Since there is a discrepancy between the results of the internal and external datasets, as shown in the graph in Fig. 13 and in the data in Table 13, we decided to consider the average accuracy found in these datasets to compare them with the research values, in the state of the art, to obtain a realistic scenario.
Table 14 shows the data used to compare our model Compare our model with that of the state of the arts.
As per data presented in Table 14, there exists limitations inherent to previous works, which do not exist in our research, such as:
-
1.
The totality of the previous works makes the distribution of the images of the datasets by the phases of training, testing, and validation by image, and not by patient. Meanwhile, “authors have to ensures that images from the same patient were not included in the different dataset partitions” [39], e.g., training and testing.
-
2.
Most works use data augmentation techniques and more than 50% of them use resizing technique to force the adequacy of the images to the input size defined by the networks. The big problem in using such techniques is that they can cause the loss of image relevant information, which helps in the classification of medical images [39].
11 Discussion
The development of this work consisted in the use of the WCNN model in three bases of chest CT images.

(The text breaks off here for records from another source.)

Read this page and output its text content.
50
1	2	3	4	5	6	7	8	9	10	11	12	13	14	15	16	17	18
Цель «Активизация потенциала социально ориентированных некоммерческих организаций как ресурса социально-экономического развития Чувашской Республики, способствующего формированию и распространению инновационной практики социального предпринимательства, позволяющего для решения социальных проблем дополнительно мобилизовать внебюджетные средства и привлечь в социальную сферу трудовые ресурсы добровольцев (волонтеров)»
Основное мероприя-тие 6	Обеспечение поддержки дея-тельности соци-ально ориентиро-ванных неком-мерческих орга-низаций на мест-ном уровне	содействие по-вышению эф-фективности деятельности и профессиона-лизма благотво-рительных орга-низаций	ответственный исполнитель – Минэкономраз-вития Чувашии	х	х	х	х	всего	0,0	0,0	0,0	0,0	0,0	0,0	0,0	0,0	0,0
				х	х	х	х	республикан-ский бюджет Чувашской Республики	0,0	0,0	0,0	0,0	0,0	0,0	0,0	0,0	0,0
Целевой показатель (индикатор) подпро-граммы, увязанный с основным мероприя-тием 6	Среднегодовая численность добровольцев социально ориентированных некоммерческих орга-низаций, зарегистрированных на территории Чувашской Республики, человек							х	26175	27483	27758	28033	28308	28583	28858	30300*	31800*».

There were two internal image bases, Dataset I and Dataset II, which are, respectively, public, and private, and the external database Dataset III. As expected in these cases, the databases are heterogeneous, have a variable number of patients and images, were obtained by diverse types of CT equipment and, originally, contain patients of different profiles.

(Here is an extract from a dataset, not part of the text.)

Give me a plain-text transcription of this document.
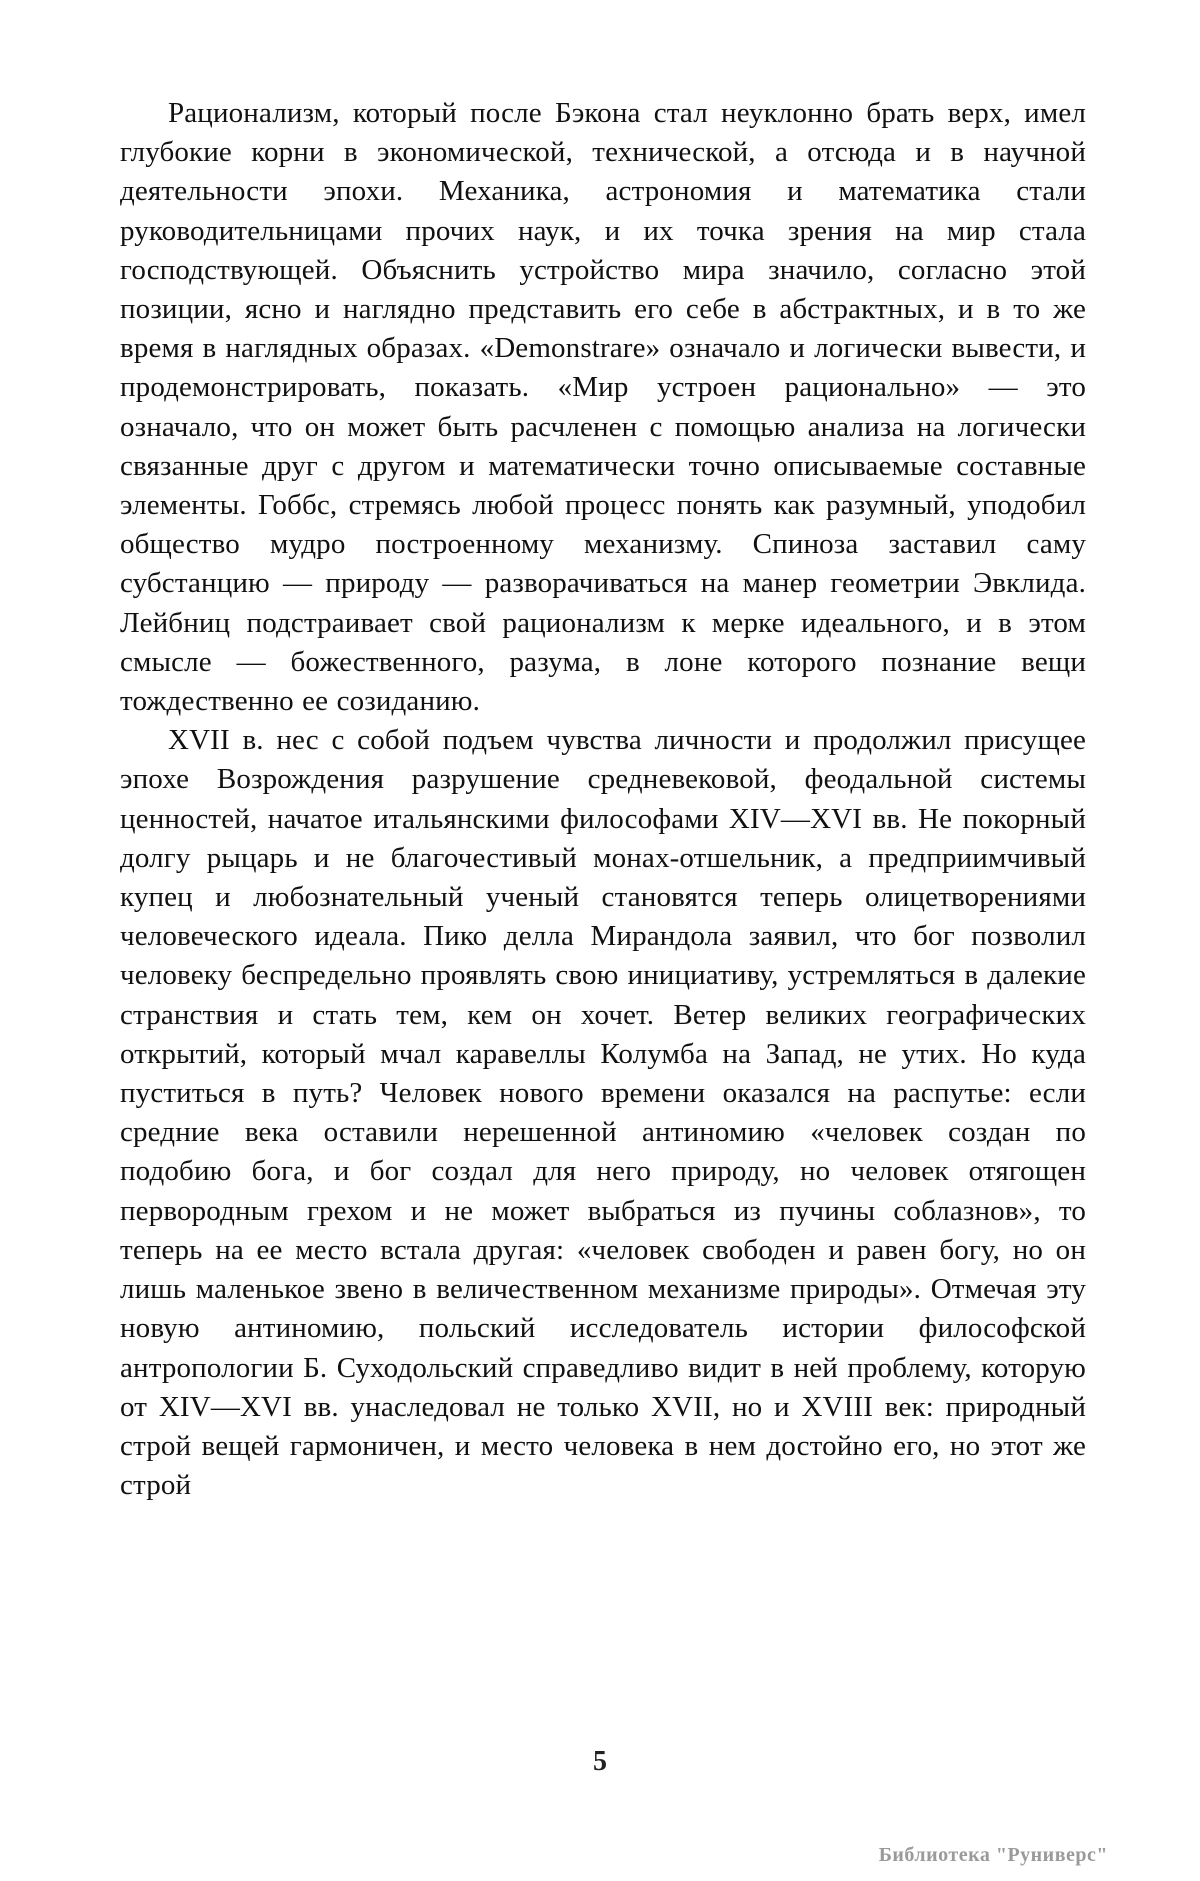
Рационализм, который после Бэкона стал неуклонно брать верх, имел глубокие корни в экономической, технической, а отсюда и в научной деятельности эпохи. Механика, астрономия и математика стали руководительницами прочих наук, и их точка зрения на мир стала господствующей. Объяснить устройство мира значило, согласно этой позиции, ясно и наглядно представить его себе в абстрактных, и в то же время в наглядных образах. «Demonstrare» означало и логически вывести, и продемонстрировать, показать. «Мир устроен рационально» — это означало, что он может быть расчленен с помощью анализа на логически связанные друг с другом и математически точно описываемые составные элементы. Гоббс, стремясь любой процесс понять как разумный, уподобил общество мудро построенному механизму. Спиноза заставил саму субстанцию — природу — разворачиваться на манер геометрии Эвклида. Лейбниц подстраивает свой рационализм к мерке идеального, и в этом смысле — божественного, разума, в лоне которого познание вещи тождественно ее созиданию.

XVII в. нес с собой подъем чувства личности и продолжил присущее эпохе Возрождения разрушение средневековой, феодальной системы ценностей, начатое итальянскими философами XIV—XVI вв. Не покорный долгу рыцарь и не благочестивый монах-отшельник, а предприимчивый купец и любознательный ученый становятся теперь олицетворениями человеческого идеала. Пико делла Мирандола заявил, что бог позволил человеку беспредельно проявлять свою инициативу, устремляться в далекие странствия и стать тем, кем он хочет. Ветер великих географических открытий, который мчал каравеллы Колумба на Запад, не утих. Но куда пуститься в путь? Человек нового времени оказался на распутье: если средние века оставили нерешенной антиномию «человек создан по подобию бога, и бог создал для него природу, но человек отягощен первородным грехом и не может выбраться из пучины соблазнов», то теперь на ее место встала другая: «человек свободен и равен богу, но он лишь маленькое звено в величественном механизме природы». Отмечая эту новую антиномию, польский исследователь истории философской антропологии Б. Суходольский справедливо видит в ней проблему, которую от XIV—XVI вв. унаследовал не только XVII, но и XVIII век: природный строй вещей гармоничен, и место человека в нем достойно его, но этот же строй

5
Библиотека "Руниверс"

So that the model’s performance results could be safely compared, we created criteria for exclusion of the images based in [39], with the help of a radiologist. The images that we used have a size of 512 × 512 pixels (original size provided by the institutions), and the images whose patients are under 18 years of age were all discarded, i.e., only adult patients were considered in this work. This exclusion was done based in [12].

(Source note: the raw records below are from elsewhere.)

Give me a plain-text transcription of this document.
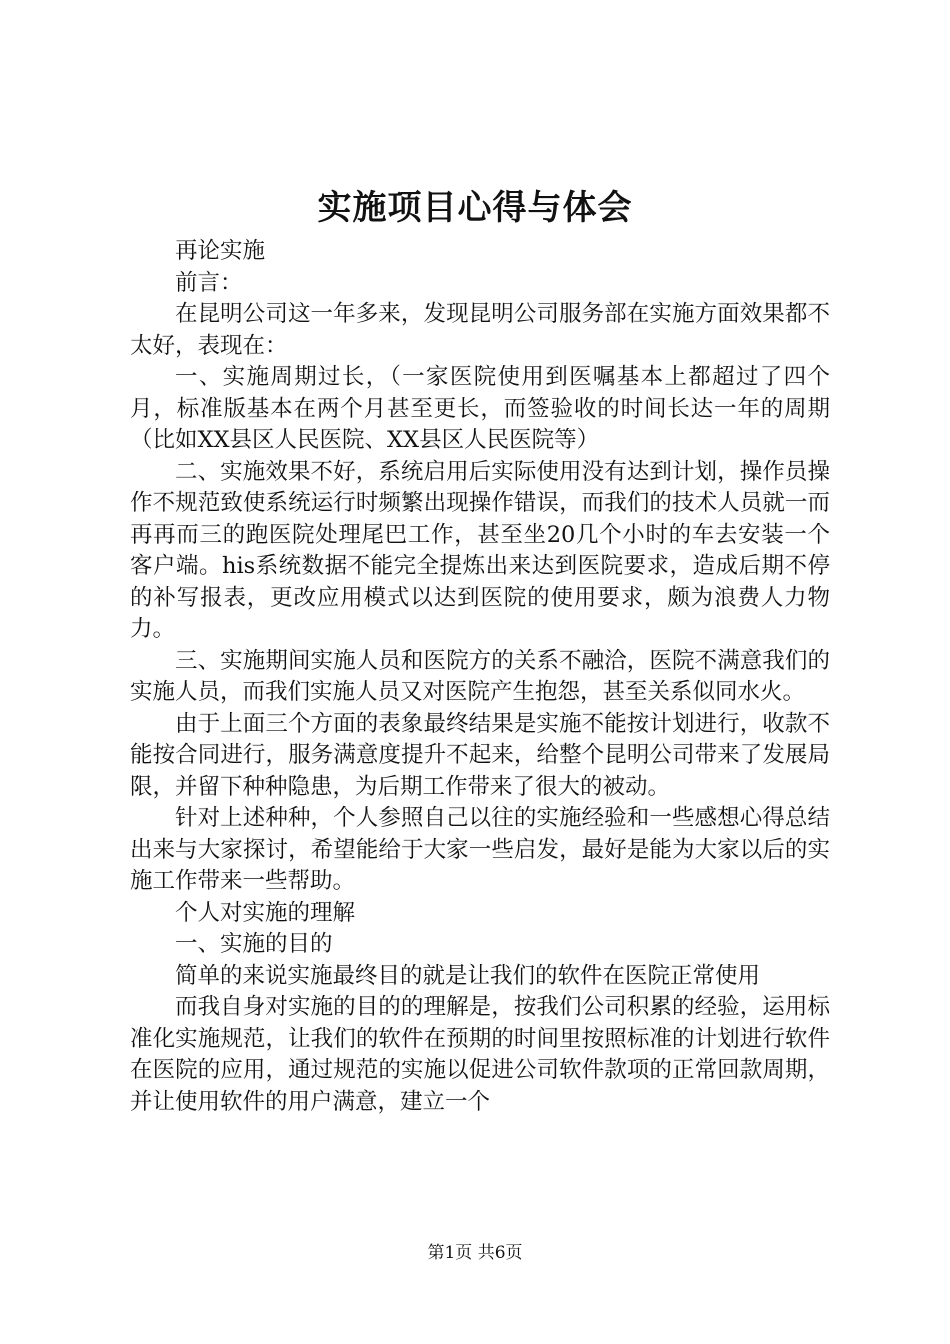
实施项目心得与体会

再论实施

前言：

在昆明公司这一年多来，发现昆明公司服务部在实施方面效果都不太好，表现在：

一、实施周期过长，（一家医院使用到医嘱基本上都超过了四个月，标准版基本在两个月甚至更长，而签验收的时间长达一年的周期（比如XX县区人民医院、XX县区人民医院等）

二、实施效果不好，系统启用后实际使用没有达到计划，操作员操作不规范致使系统运行时频繁出现操作错误，而我们的技术人员就一而再再而三的跑医院处理尾巴工作，甚至坐20几个小时的车去安装一个客户端。his系统数据不能完全提炼出来达到医院要求，造成后期不停的补写报表，更改应用模式以达到医院的使用要求，颇为浪费人力物力。

三、实施期间实施人员和医院方的关系不融洽，医院不满意我们的实施人员，而我们实施人员又对医院产生抱怨，甚至关系似同水火。

由于上面三个方面的表象最终结果是实施不能按计划进行，收款不能按合同进行，服务满意度提升不起来，给整个昆明公司带来了发展局限，并留下种种隐患，为后期工作带来了很大的被动。

针对上述种种，个人参照自己以往的实施经验和一些感想心得总结出来与大家探讨，希望能给于大家一些启发，最好是能为大家以后的实施工作带来一些帮助。

个人对实施的理解

一、实施的目的

简单的来说实施最终目的就是让我们的软件在医院正常使用

而我自身对实施的目的的理解是，按我们公司积累的经验，运用标准化实施规范，让我们的软件在预期的时间里按照标准的计划进行软件在医院的应用，通过规范的实施以促进公司软件款项的正常回款周期，并让使用软件的用户满意，建立一个

第1页 共6页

The distribution of data for training, testing and validation was done by patient and not by image, which eliminates the risk of using the same image in training and testing, for example. Thus, the training, testing and validation phases had, respectively, the percentages of 70%, 15% and 15%. We emphasize that our work does not use data augmentation and resize resources, as in literature works (see Table 14). Our approach avoids the risk of information loss by artificially increasing the image.
In addition, a wave layer was created to standardize the images. The wave normalizes the images, calculates the decomposition output by means of wavelet transform, replacing the original RGB channels by the approximate, vertical, and diagonal coefficient channels and finally, composing a new digital image that is passed on to the following layers. This process helps to reduce the difference in the extraction of images by different equipment. Associated with this benefit, the wave layer processes the image through wavelet transform decomposition, in a single decomposition level, using the Coiflets 5 mother wavelet. In view of this, we considered that the use of WCNN in the wavelet domain can promote training procedures.
This impulse occurs, firstly, because the image generated by the wavelet transform has half the spatial resolution of the original image (Fig. 14), that is, it goes from a spatial resolution of 340 × 340 to a spatial resolution of 170 × 170, that is, the spatial size of the output feature map is also reduced by half.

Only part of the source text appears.